The timing of the initial study intervention also differed between the trial conducted by Manley et al13 and that conducted by Yeh et al.14 The median postnatal age at enrollment in the study by Manley et al13 was approximately 5 hours compared with a mean age of approximately 2 hours in the study by Yeh et al.14 Randomized trials conducted in the 1990s and early 2000s showed that administration of surfactant within the first 1 to 2 postnatal hours in infants receiving invasive ventilation, compared with delayed selective administration in those with worsening respiratory distress syndrome, may reduce the risk of neonatal mortality and combined BPD or death in infants born at less than 30 weeks’ gestation.8 Whether earlier administration of intratracheal budesonide yields similar effects is not yet known. However, greater reductions in administered Fio2 and mean airway pressure have been observed within 1 hour after treatment in infants randomized to receive budesonide plus surfactant vs surfactant alone.14

Clinicians and investigators will rightfully examine these and other potential differences in search of explanations for the discrepant findings between the present and prior trials of intratracheal budesonide.

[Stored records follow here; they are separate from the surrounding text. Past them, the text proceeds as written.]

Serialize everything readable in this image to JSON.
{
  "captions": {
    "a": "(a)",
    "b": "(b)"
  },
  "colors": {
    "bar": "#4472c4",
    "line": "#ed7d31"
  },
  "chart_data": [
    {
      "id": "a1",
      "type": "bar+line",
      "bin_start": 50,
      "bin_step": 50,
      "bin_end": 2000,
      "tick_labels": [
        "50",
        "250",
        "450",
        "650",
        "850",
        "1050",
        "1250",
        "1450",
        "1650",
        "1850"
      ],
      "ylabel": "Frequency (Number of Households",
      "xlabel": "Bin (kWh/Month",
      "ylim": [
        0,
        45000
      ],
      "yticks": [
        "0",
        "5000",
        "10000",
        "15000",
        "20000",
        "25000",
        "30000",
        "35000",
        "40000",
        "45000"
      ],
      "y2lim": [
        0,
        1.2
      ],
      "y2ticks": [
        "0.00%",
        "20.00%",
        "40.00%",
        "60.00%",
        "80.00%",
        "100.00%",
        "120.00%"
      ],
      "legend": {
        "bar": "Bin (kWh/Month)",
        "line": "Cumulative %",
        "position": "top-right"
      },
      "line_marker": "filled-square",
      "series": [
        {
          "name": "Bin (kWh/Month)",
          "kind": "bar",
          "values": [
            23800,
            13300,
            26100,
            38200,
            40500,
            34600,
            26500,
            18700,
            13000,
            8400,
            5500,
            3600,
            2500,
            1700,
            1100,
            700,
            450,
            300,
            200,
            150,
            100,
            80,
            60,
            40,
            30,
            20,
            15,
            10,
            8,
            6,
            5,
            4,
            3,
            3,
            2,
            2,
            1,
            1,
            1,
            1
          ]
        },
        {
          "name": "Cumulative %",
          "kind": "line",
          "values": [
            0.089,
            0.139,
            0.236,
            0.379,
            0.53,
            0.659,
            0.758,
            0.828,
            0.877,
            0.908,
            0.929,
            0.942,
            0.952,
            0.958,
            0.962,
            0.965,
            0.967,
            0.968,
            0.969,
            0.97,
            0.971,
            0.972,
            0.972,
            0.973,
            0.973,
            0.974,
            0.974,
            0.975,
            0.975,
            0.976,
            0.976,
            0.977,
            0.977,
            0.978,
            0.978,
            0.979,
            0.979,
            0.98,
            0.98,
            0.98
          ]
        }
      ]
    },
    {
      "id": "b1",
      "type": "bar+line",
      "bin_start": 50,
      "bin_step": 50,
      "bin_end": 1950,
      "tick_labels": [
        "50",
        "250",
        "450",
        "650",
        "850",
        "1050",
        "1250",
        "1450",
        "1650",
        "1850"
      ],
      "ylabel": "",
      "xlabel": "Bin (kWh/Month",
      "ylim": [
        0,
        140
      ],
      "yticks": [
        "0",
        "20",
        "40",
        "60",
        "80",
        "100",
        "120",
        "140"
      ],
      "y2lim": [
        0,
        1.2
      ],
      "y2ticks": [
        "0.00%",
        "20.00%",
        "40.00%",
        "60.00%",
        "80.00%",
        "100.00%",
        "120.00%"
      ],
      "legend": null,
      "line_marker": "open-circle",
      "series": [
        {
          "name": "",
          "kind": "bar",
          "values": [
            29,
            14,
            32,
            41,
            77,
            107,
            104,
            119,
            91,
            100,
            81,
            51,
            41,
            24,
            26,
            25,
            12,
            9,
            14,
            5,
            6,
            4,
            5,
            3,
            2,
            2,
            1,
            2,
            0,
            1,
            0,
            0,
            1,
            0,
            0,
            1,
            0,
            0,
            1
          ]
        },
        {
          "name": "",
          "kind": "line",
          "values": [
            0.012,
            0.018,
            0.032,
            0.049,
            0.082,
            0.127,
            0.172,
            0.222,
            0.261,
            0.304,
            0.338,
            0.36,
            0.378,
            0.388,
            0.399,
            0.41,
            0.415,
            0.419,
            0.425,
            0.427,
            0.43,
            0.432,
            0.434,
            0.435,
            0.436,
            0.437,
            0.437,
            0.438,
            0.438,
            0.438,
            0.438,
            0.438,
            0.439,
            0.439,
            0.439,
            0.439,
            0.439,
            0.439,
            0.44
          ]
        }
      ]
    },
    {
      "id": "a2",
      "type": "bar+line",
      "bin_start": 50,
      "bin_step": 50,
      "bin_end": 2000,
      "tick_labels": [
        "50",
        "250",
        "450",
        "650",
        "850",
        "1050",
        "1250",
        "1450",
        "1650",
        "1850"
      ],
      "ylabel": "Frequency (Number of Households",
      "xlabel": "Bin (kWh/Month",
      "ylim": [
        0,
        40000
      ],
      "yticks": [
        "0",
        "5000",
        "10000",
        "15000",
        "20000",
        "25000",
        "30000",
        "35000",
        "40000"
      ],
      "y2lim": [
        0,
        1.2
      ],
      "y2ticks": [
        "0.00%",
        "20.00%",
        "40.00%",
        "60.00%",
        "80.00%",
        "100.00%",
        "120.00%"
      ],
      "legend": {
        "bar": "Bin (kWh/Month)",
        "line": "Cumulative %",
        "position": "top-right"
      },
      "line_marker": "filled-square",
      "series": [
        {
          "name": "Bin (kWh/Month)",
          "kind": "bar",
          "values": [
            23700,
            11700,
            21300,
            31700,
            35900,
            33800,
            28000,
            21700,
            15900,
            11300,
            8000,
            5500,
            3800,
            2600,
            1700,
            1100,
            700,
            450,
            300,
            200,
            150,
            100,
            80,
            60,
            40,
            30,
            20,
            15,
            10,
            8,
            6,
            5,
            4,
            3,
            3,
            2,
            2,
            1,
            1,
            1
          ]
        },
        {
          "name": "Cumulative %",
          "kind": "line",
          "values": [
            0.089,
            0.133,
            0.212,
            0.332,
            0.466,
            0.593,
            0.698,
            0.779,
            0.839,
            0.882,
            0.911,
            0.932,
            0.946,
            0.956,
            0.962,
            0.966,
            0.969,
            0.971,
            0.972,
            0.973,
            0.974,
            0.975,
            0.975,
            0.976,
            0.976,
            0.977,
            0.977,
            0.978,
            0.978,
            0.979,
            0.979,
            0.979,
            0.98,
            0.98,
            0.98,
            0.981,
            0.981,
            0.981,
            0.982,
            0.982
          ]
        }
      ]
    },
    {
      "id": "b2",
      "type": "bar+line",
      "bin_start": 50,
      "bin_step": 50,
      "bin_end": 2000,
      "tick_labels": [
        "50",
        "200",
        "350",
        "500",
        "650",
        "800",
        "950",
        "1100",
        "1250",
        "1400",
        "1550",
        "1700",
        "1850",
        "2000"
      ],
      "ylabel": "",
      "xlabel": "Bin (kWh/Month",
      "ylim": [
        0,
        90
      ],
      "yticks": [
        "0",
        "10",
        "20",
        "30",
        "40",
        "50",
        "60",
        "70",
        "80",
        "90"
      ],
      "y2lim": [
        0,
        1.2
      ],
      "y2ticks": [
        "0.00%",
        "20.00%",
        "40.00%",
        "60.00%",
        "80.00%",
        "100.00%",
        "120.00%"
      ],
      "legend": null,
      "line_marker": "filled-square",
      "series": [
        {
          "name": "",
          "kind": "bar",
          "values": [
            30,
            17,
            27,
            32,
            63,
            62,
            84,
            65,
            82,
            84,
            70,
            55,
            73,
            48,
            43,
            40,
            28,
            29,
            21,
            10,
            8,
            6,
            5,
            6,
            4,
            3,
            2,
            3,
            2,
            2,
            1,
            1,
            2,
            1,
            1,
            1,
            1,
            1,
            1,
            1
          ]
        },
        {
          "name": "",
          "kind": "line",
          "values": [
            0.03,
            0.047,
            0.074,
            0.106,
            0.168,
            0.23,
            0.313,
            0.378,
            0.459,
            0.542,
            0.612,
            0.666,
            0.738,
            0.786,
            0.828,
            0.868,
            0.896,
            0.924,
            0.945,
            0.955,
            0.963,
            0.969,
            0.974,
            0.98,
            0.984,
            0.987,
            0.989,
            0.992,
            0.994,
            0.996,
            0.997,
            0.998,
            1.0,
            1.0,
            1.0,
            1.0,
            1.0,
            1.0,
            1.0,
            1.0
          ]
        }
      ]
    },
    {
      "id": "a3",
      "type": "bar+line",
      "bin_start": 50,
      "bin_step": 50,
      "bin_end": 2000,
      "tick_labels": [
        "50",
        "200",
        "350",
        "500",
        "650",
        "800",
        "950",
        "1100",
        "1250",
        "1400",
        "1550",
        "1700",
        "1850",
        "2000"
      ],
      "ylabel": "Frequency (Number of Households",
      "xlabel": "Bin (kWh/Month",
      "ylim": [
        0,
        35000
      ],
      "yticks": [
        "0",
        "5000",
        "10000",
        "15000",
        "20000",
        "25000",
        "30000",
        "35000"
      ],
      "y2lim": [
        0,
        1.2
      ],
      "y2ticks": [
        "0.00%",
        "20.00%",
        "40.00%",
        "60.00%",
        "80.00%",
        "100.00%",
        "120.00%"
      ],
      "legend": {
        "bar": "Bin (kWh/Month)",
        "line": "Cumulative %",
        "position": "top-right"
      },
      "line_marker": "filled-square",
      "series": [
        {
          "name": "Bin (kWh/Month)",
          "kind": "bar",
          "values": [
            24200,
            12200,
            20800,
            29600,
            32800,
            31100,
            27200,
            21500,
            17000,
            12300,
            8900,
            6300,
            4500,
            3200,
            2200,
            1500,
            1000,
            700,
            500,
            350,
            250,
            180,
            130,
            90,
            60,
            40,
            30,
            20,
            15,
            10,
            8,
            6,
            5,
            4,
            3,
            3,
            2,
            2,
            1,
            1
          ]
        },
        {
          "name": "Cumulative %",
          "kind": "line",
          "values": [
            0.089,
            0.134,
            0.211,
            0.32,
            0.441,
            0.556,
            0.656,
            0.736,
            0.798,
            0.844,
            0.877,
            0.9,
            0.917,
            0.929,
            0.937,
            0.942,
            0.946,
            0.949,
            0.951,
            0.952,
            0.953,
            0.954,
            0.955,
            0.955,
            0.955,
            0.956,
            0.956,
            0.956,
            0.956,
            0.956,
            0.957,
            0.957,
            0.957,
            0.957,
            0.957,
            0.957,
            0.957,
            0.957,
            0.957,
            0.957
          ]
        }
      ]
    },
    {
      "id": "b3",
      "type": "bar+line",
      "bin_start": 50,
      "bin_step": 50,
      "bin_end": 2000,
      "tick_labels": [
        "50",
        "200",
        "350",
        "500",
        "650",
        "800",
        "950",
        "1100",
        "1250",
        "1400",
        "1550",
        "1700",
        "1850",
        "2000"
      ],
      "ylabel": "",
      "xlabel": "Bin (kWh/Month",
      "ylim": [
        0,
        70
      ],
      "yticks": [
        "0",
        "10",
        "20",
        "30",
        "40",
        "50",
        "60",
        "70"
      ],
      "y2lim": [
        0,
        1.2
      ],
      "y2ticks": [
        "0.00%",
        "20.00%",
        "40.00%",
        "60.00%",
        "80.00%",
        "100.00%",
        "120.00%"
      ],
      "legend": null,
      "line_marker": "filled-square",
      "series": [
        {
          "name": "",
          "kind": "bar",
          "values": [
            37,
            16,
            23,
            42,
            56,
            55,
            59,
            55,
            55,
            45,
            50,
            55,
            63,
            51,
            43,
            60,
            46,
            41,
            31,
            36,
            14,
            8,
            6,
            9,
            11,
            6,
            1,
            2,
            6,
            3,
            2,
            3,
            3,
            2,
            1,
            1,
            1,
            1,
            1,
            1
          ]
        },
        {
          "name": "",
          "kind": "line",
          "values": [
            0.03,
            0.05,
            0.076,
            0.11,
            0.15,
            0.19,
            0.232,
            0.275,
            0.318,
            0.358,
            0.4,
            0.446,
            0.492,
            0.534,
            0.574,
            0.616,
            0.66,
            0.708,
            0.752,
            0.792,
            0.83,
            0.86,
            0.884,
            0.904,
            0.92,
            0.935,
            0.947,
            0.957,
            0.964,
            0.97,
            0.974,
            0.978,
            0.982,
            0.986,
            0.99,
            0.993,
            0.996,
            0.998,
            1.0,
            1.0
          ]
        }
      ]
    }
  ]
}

The Budesonide in Babies (BiB) trial conducted by the Eunice Kennedy Shriver National Institute of Child Health and Human Development Neonatal Research Network will provide additional important information on the safety and efficacy of intratracheal budesonide combined with surfactant in extremely preterm infants.15 This trial examined the same dose of budesonide as the trial by Manley et al13 and used similar eligibility criteria, with the exception that infants previously treated with open-label surfactant were not eligible to participate in the BiB trial. Once available, the large collective amount of data provided by these trials should enable informative individual participant data meta-analyses and examination of potential treatment harms and benefits in key patient subgroups. At present, however, it remains unclear which, if any, infants should be routinely treated with intratracheal budesonide.